From: aelarsen@facstaff.wisc.edu
Date: Fri 04 Feb 2000 - 17:08:24 EET
>From: "Robert Stancliff" <stancliff@ccgnv.net>
>>Gian wrote: I wonder where the vengeance stops
> Hmm, generally it stops when you kill them (at last they're dead),
>the cost
>get's too high (we just can't kill them), or the grieving starts to end (the
>scum have left, but if they return, we'll make them pay). Only the rich or
>fixated will have someone tracked down.
> If the fight was fair, war and death cults might be more likely to
>accept
>compensation and atonement, since they already accept the inevitability of
>death (obvious exception: Zorak Zoran).

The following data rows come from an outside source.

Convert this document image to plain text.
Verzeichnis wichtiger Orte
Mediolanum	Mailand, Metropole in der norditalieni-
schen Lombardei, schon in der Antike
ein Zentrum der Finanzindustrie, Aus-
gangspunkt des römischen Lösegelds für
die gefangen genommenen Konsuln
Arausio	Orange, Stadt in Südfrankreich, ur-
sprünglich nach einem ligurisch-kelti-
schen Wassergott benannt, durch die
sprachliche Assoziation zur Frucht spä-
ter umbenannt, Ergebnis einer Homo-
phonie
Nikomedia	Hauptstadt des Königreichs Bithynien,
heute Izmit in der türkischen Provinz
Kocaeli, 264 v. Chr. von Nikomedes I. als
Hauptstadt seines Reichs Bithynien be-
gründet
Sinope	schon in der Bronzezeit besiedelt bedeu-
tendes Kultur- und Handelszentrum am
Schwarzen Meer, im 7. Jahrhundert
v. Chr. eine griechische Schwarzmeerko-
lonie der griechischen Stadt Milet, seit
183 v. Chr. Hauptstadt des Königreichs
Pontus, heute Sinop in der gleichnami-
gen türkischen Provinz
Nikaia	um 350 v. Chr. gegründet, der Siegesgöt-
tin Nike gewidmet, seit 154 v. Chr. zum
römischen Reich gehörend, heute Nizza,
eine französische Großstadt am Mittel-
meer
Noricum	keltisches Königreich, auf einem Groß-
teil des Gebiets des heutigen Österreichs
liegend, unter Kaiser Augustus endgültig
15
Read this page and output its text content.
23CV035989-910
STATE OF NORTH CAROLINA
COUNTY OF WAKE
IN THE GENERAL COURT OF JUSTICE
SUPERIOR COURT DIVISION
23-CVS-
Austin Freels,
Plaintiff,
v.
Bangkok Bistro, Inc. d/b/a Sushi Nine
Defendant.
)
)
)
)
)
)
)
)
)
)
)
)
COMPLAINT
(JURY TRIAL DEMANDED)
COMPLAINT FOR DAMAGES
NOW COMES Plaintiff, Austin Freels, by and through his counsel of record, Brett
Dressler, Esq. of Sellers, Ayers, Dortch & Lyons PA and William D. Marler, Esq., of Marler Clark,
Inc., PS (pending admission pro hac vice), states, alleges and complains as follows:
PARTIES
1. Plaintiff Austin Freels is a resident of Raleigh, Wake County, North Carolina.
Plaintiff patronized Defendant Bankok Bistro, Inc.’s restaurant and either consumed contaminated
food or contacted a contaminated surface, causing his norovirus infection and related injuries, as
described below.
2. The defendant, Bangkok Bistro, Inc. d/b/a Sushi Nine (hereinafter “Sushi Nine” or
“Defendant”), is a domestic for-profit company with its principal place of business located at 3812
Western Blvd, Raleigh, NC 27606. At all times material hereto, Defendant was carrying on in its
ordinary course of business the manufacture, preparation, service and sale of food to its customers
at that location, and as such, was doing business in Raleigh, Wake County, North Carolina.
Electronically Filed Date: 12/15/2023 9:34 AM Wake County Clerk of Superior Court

If it was cold blooded murder, then
>they are outlawed and anyone who wants a shot at them can try. This makes
>for a lot of combat episodes as they are ambushed by steadily larger forces
>every three or four episodes.
Gian's question hits at the chief flaw of the wergeld/vengeance
legal system. It has a hard time actually putting an end to this sort of
thing, because it's slanted heavily in favor of those with money and social
status. It's part of the reason that all the medieval cultures that
employed this system eventually abandoned it in favor of the idea that a
crime against a person is actually a crime against the state. Then it
becomes the responsibility of the state, not the victim's family, to punish
the criminal, and in theory even the wealthiest members of society aren't
strong enough to hold off the whole government. This weakness of the
system would make an excellent theme for an Orlanthi campaign.